Дырки в сыре
На следующее утро Чанов проснулся позже, чем обычно, но раньше Сони. Когда бы ночью ни просыпался, чувствовал: Соня не спит. А сейчас она спала глубоко и спокойно. Было одиннадцать утра. Кузьма полежал, кое-что вспомнил, тихо встал, оделся, переложил из кармана куртки в свой «офицерский планшет» несколько скопившихся бумажек и пошел к Блюхеру. В номере его не было. Тогда он постучал к – Асланяну.
– Чанов! – сказал Паша, открыв Кузьме дверь, и сразу выпалил главное: – Мне надо уехать. Срочно.
– Так все серьезно? – Кузьма, разглядывал Пашину бледную физиономию. – Похмелье?

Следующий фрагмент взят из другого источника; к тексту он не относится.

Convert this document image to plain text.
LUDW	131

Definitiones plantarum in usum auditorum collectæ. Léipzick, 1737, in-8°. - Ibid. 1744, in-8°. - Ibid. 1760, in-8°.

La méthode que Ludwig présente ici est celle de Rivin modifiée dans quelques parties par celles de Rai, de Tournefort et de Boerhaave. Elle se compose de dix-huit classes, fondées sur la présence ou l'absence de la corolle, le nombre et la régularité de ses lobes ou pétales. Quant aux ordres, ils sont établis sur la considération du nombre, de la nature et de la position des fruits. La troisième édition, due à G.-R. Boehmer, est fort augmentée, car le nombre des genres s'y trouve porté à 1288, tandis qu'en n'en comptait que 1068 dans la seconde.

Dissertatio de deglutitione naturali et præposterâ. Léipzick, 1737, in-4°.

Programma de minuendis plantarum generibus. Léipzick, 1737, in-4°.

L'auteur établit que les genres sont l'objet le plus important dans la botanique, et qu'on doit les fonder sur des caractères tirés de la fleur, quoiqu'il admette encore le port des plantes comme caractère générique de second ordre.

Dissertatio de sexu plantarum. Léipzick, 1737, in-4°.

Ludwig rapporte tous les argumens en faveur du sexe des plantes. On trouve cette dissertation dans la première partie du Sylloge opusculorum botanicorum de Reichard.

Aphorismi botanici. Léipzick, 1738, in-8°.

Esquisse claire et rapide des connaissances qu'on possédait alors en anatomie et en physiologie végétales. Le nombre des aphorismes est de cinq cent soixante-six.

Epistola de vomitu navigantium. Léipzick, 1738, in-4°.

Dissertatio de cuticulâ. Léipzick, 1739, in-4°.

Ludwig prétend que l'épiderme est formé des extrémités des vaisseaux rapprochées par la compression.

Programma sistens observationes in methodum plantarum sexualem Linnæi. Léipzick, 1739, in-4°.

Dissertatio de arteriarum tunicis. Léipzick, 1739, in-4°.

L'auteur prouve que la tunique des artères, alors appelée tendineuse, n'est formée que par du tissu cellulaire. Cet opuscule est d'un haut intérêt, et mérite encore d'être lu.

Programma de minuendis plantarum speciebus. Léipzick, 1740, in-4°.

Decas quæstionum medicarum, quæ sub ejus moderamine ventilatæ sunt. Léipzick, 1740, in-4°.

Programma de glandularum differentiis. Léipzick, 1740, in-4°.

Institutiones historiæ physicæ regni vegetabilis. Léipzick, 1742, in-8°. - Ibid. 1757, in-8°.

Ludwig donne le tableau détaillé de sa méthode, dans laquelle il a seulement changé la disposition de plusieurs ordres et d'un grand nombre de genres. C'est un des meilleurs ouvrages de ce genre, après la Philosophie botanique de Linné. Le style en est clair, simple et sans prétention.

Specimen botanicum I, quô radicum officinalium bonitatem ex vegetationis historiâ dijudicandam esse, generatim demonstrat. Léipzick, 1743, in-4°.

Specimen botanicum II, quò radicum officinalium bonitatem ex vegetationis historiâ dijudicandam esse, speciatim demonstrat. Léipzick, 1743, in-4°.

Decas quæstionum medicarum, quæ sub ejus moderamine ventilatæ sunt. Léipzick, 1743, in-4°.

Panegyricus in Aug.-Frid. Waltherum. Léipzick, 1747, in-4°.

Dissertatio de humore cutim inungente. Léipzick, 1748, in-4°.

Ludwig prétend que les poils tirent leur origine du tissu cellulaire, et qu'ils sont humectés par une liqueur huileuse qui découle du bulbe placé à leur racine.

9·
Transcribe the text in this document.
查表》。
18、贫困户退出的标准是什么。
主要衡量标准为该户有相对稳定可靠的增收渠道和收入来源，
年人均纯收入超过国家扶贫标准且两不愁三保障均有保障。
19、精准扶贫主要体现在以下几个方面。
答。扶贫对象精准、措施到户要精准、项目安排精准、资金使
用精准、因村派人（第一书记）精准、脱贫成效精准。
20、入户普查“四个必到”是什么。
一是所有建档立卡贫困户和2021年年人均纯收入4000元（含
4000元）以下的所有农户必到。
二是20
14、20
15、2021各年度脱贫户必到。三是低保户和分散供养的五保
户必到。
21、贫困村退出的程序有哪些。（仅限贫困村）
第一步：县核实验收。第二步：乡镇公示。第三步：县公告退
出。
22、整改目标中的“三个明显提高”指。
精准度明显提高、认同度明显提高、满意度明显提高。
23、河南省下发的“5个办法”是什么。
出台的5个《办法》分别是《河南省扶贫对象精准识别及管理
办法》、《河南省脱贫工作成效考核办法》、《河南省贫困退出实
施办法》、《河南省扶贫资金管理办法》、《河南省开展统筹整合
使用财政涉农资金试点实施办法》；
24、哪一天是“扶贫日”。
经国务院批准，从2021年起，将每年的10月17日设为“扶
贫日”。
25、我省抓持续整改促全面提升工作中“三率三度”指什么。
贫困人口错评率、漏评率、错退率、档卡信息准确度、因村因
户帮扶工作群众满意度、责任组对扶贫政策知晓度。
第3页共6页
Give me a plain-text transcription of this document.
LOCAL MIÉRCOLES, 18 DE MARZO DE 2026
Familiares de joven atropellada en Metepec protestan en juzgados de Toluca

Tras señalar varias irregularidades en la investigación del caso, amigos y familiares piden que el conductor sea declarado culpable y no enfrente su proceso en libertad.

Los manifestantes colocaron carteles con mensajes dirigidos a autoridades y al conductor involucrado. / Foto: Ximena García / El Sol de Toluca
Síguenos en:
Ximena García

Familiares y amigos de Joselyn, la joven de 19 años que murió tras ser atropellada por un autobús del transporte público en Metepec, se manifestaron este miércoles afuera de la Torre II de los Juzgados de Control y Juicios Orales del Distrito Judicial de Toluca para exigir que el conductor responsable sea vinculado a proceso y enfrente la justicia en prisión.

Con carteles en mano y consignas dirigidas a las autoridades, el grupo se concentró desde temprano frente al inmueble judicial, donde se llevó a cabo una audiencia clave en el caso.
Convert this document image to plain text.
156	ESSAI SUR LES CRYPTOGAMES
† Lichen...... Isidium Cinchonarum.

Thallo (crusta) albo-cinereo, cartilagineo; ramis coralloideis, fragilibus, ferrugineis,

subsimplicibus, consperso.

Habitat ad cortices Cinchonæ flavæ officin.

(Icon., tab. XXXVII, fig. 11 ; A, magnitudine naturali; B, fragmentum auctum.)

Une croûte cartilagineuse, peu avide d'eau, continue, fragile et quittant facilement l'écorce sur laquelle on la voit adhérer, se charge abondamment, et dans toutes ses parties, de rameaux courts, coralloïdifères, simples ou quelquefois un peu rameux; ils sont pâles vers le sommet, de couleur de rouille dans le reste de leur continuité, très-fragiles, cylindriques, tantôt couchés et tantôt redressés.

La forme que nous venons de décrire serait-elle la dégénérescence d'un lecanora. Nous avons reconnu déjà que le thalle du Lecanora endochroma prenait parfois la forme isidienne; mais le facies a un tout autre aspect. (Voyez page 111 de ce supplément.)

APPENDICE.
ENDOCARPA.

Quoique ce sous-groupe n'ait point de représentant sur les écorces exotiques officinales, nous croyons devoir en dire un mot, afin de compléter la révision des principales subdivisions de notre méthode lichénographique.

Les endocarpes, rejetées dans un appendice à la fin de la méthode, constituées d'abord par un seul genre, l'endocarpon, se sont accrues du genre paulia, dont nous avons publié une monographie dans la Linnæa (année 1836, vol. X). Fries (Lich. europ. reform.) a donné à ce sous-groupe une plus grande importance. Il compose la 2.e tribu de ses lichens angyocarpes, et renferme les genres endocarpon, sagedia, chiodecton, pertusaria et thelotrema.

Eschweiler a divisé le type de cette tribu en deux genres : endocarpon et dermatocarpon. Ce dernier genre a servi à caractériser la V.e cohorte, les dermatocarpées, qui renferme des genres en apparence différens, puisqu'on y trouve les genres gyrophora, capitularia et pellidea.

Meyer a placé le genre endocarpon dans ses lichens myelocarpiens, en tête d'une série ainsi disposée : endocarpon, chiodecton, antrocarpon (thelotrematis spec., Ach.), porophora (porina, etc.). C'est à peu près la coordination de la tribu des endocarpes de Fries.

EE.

– И это тоже. Заметно было? Я опозорился…
– Не без того, Паша, ты действительно… ап-пизорился. Но не очень. Первый стакан виски выдержал молодцом. Потом, правда, принародно плакал… Ну а уж фуршееет…
– Я не оттого ревел, что напился! Это Соня и виолончель, это из-за них… Но главное… мой отец. Он ушел от мамы. – Паша сам не поверил своим словам, словно впервые их услышал. – Во всяком случае, ему вчера так казалось. Но из Чердыни папа уехал точно. В Пермь. Оттуда и звонил.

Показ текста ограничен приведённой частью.